The history of the use of Latin as a means of communication in New Spain served to promote the Christianization of the population and was used by the conquerors to try to understand and adapt a completely unknown language, Nahuatl. “Without alphabetic writing and without all the knowledge that Latin requires, this society would never have existed. Without writing there is no colonization of America,” says Serge Gruzinski, professor of the history of Iberian globalization, guest of Escala in Paris.
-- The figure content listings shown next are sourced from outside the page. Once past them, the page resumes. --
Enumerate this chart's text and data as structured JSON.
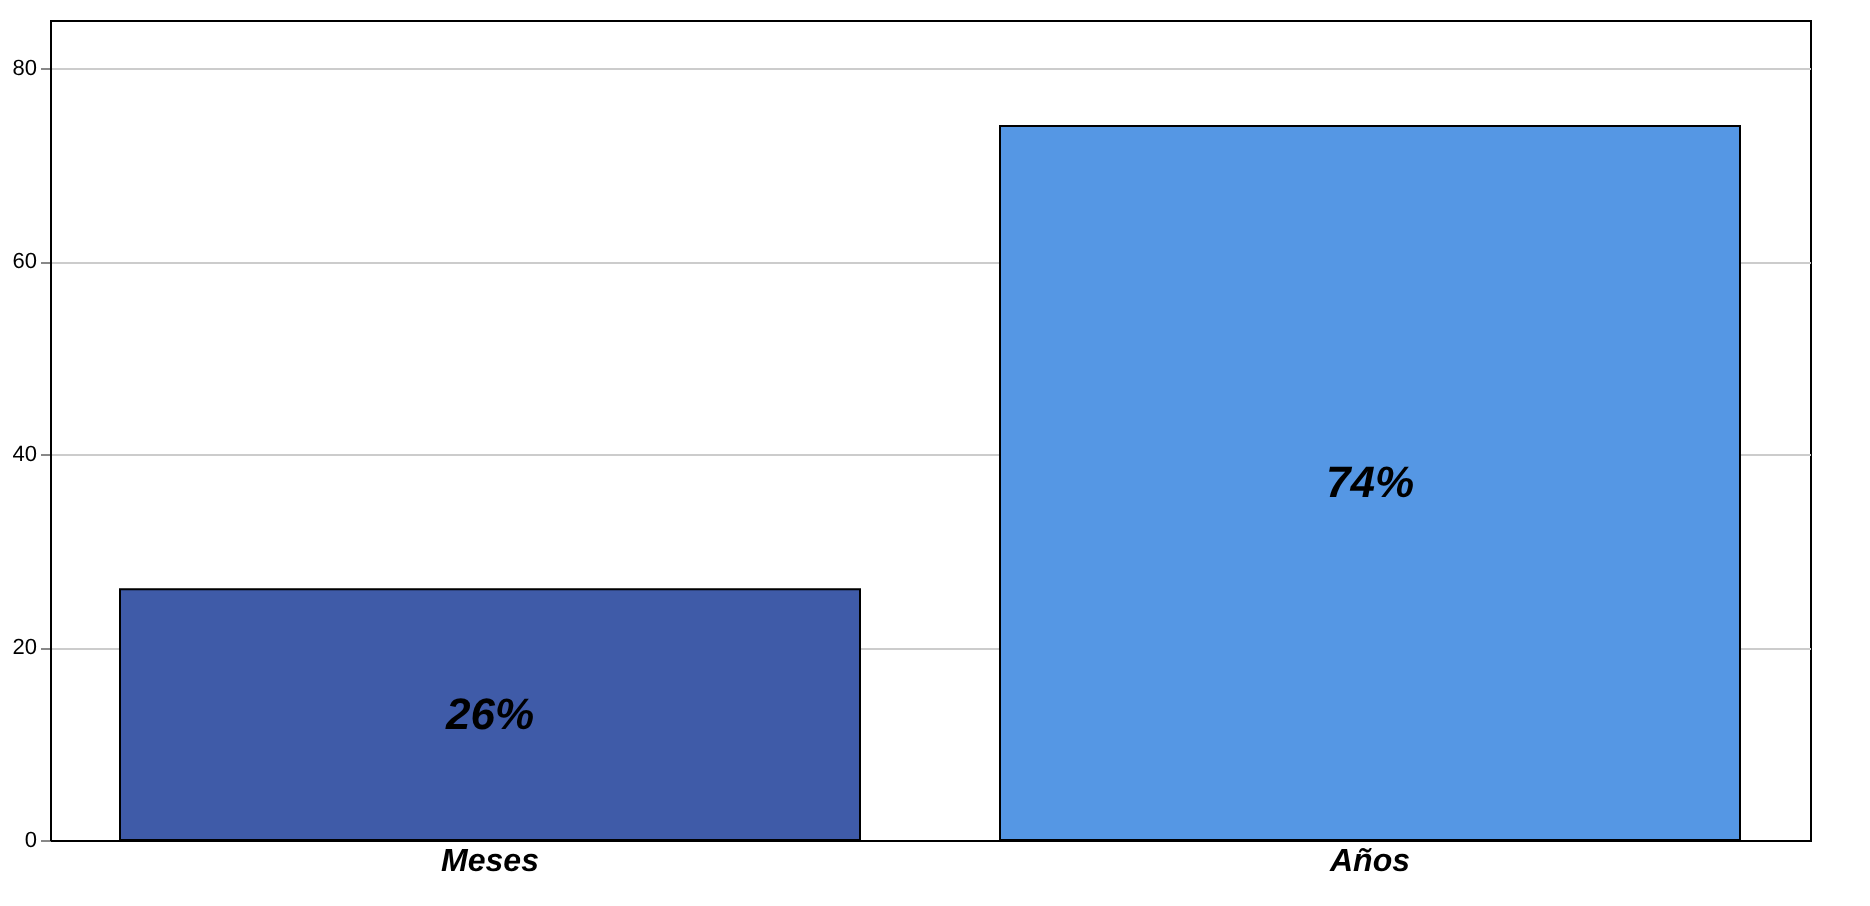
{
  "chart_data": {
    "type": "bar",
    "categories": [
      "Meses",
      "Años"
    ],
    "values": [
      26,
      74
    ],
    "colors": [
      "#3f5ba8",
      "#5597e4"
    ],
    "value_labels": [
      "26%",
      "74%"
    ],
    "ylim": [
      0,
      85
    ],
    "yticks": [
      0,
      20,
      40,
      60,
      80
    ],
    "grid": "y"
  }
}
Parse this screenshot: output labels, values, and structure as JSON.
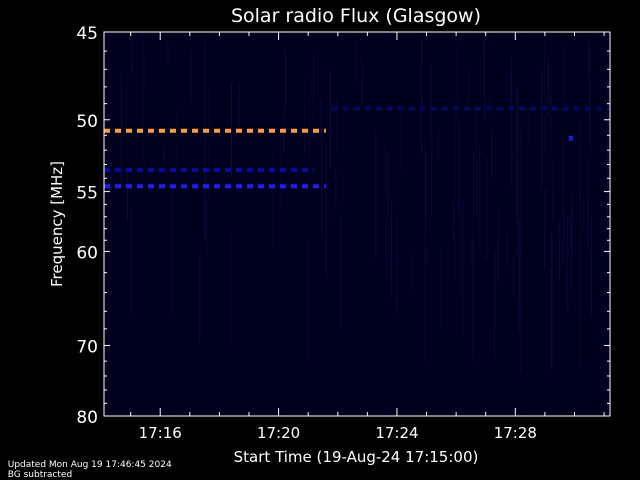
{
  "chart_data": {
    "type": "heatmap",
    "title": "Solar radio Flux (Glasgow)",
    "xlabel": "Start Time (19-Aug-24 17:15:00)",
    "ylabel": "Frequency [MHz]",
    "x_range_minutes_after_start": [
      -0.9,
      16.2
    ],
    "ylim": [
      45,
      80
    ],
    "x_ticks": [
      {
        "minutes_after_start": 1,
        "label": "17:16"
      },
      {
        "minutes_after_start": 5,
        "label": "17:20"
      },
      {
        "minutes_after_start": 9,
        "label": "17:24"
      },
      {
        "minutes_after_start": 13,
        "label": "17:28"
      }
    ],
    "y_ticks": [
      {
        "value": 45,
        "label": "45"
      },
      {
        "value": 50,
        "label": "50"
      },
      {
        "value": 55,
        "label": "55"
      },
      {
        "value": 60,
        "label": "60"
      },
      {
        "value": 70,
        "label": "70"
      },
      {
        "value": 80,
        "label": "80"
      }
    ],
    "background_color": "#00001e",
    "features": [
      {
        "name": "band-50.7MHz",
        "frequency_mhz": 50.7,
        "start_min": -0.9,
        "end_min": 6.6,
        "color": "#ff9a2e"
      },
      {
        "name": "band-53.4MHz",
        "frequency_mhz": 53.4,
        "start_min": -0.9,
        "end_min": 6.2,
        "color": "#0a0aa8"
      },
      {
        "name": "band-54.6MHz",
        "frequency_mhz": 54.6,
        "start_min": -0.9,
        "end_min": 6.6,
        "color": "#1c1cff"
      },
      {
        "name": "band-49.3MHz",
        "frequency_mhz": 49.3,
        "start_min": 6.8,
        "end_min": 16.2,
        "color": "#07075a"
      },
      {
        "name": "spot-51MHz",
        "frequency_mhz": 51.2,
        "start_min": 14.8,
        "end_min": 14.95,
        "color": "#1a1ad0"
      }
    ]
  },
  "footer": {
    "updated": "Updated Mon Aug 19 17:46:45 2024",
    "note": "BG subtracted"
  }
}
After the fall of Tenochtitlán, in 1521, little by little a new alphabet was imposed with everything that it represents: sounds, letters, writing. There was a qualitative difference with India and the Far East, which had their own books or libraries. The challenge was enormous because the conquerors found themselves with “a challenge that they did not have in Asia or Africa to create the first European colonial society. Education is essential not so much to civilize people, but to form indigenous elites capable of serving as intermediaries between the few colonizers and the indigenous masses,” observes Gruzinski, who has written more than a dozen books.
“Spanish colonization found its most effective weapon in the duo composed of writing and paper, they would be used permanently,” describes the guest of Escala in Paris. For Gruzinski, “the text is not only a way of circulating information, it is a way of legitimizing colonization.”
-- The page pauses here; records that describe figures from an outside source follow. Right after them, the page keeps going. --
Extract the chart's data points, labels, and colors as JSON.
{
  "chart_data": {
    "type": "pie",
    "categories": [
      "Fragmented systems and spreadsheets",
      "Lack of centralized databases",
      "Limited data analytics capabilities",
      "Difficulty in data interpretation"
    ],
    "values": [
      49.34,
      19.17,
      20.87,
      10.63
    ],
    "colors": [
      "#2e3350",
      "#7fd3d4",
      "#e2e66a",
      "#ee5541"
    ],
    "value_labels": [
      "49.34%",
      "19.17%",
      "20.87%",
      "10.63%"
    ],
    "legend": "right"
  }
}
In 1530, just nine years after the fall of Tenochtitlan, acceptable oral communication had been established between teachers, that is, the Franciscans, and the students who were the descendants of the rulers of Tenochtitlan, the author says, and all this in just one decade.
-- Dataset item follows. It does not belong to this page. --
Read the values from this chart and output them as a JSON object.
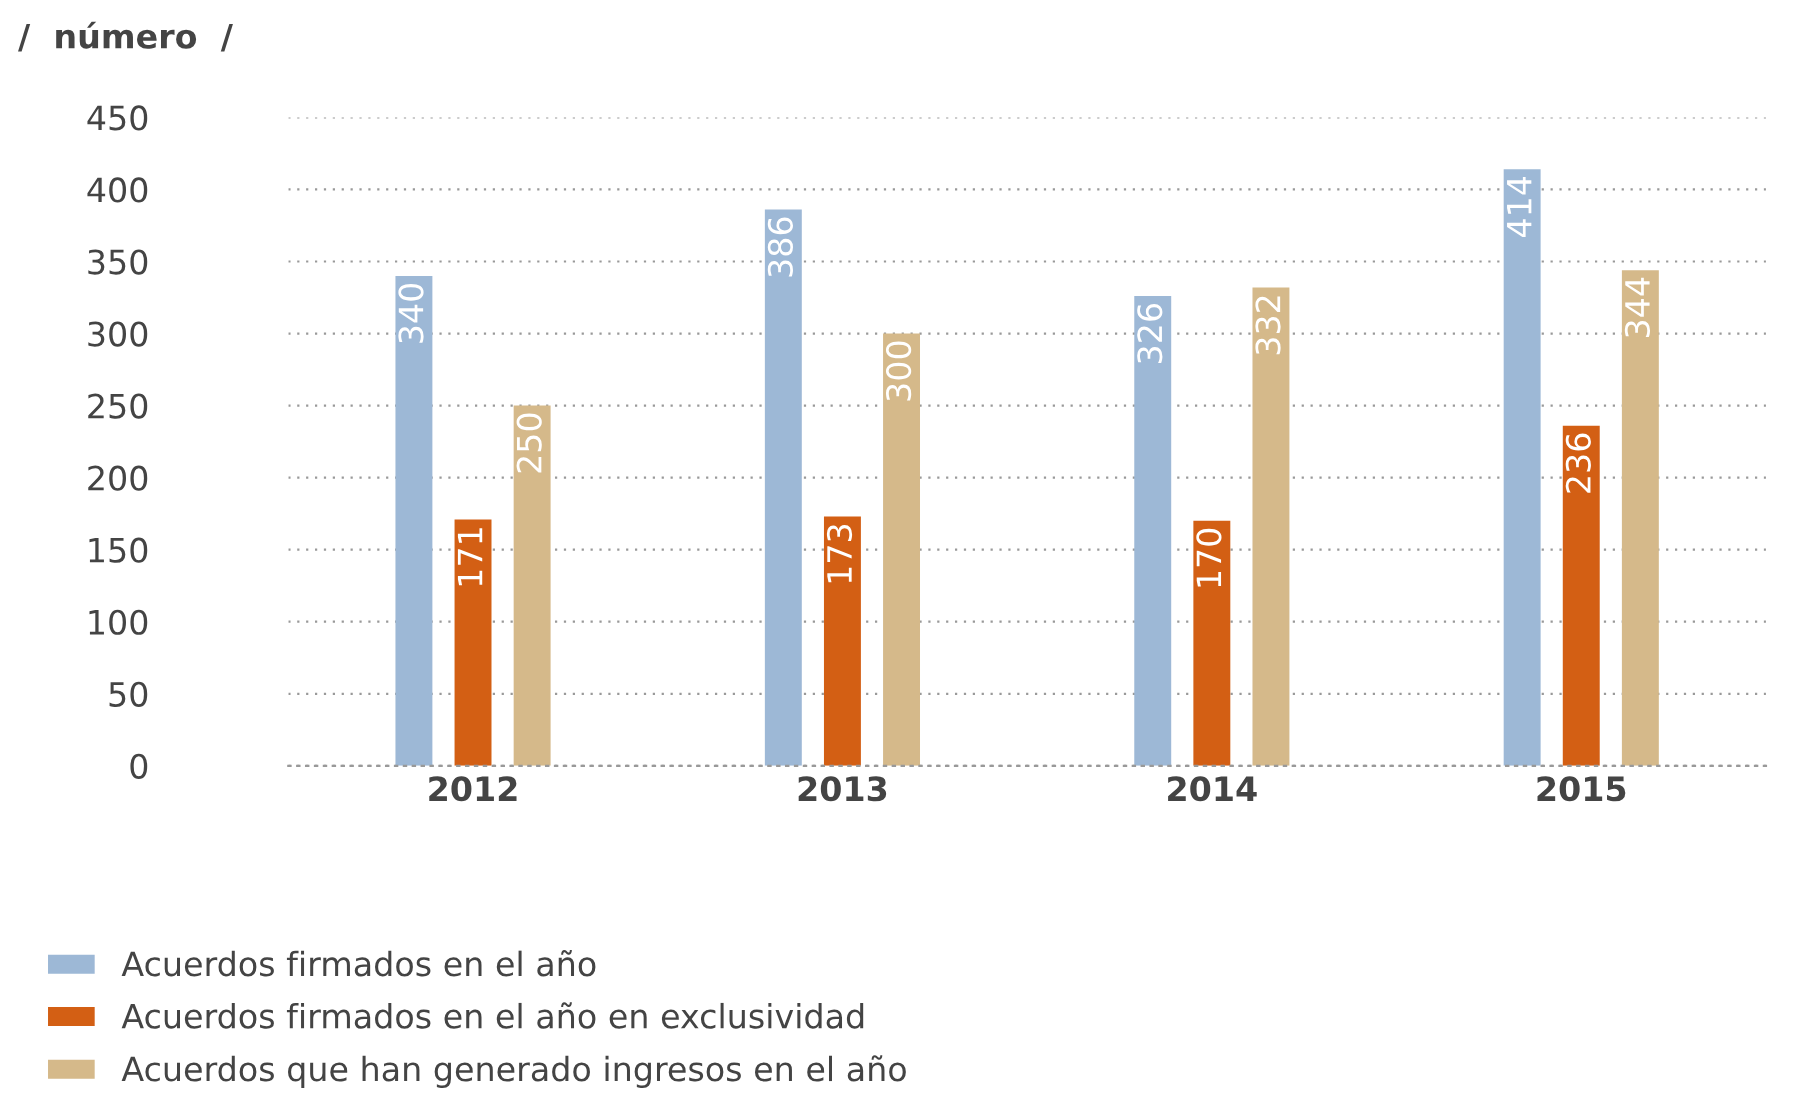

“The process is as fast as what I call the digital or numerical colonization that we are experiencing. You have to calculate a generation to go from one system to another. And it is the young indigenous people educated with Latin, alphabetic writing, who were later the adults who also served as intermediaries,” Serge Gruzinski tells us.
When we ask our guest how and why the teaching of Latin disappeared, Serge Gruzinski remembers: “Latin disappears because these Latinized indigenous elites disappear in the midst of the creole or colonial elites. In the 17th – 18th century, there was already a close relationship that existed between indigenous masses and chief elites, and Latin disappeared because these chiefs preferred Europe, they preferred acculturation, 'Hispanization'.